- Directed by: Dinesh Kumaran
- Produced by: Shivaraj R Karthik MB
- Starring: Asraf; VJ Pappu; Jey;
- Cinematography: Shivaraj R
- Music by: Pathmayan Sivanatham
- Production company: Kovai Film Mates
- Release date: 22 September 2023;
- Country: India
- Language: Tamil

= Maal =

2023 Tamil film

Maal is a 2023 Indian Tamil-language film directed by Dinesh Kumaran and starring Asraf, VJ Pappu and Gowri Nandha in the lead roles. It was released on 22 September 2023.

== Cast ==
- Asraf as Kathir
- VJ Pappu as Gowtham
- Jey as Jey
- Saikarthi as Karna
- Gowri Nandha as Yazhini
- Dinesh Kumaran as Philips
- Gajaraj as Gajaraj
- Dilip Balasubramaniyam as Sankar

==Production==
Maal featured predominantly newcomers barring Gajaraj and Saikarthi, who had previously worked on Hara Hara Mahadevaki (2017) and Jagame Thanthiram (2021). Actress Gowri Nandha, known for her role in Ayyappanum Koshiyum (2020), shot for the film in March 2021. The film was shot in Coimbatore and Tanjore.

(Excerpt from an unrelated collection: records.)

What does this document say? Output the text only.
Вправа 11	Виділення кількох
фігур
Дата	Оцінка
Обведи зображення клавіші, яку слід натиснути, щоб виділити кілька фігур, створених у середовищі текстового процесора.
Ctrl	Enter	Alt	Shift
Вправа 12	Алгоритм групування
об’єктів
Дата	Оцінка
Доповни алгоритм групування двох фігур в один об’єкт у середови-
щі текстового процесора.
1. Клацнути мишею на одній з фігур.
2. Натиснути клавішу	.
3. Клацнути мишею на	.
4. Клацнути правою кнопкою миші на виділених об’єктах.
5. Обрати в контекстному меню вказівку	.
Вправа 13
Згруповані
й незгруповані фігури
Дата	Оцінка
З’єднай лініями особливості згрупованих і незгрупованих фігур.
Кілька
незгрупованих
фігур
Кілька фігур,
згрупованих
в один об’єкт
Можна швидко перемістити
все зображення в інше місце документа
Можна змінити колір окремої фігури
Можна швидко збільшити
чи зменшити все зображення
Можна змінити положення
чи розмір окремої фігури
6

In September 2023 the OTT platform aha announced that the Tamil film Maal would premiere on the streaming platform on September 22.

== Reception ==
The film was released on 22 September 2023 on the aha streaming platform. A critic from OTTPlay wrote "debutant director Dinesh Kumaran's Maal is an idea that's good on paper, but completely falters in its execution", adding that the film is "let down by a weak screenplay, average performances and amateurish filmmaking". A reviewer from Dina Thanthi noted that the film was "low on logic" but had some "high moments".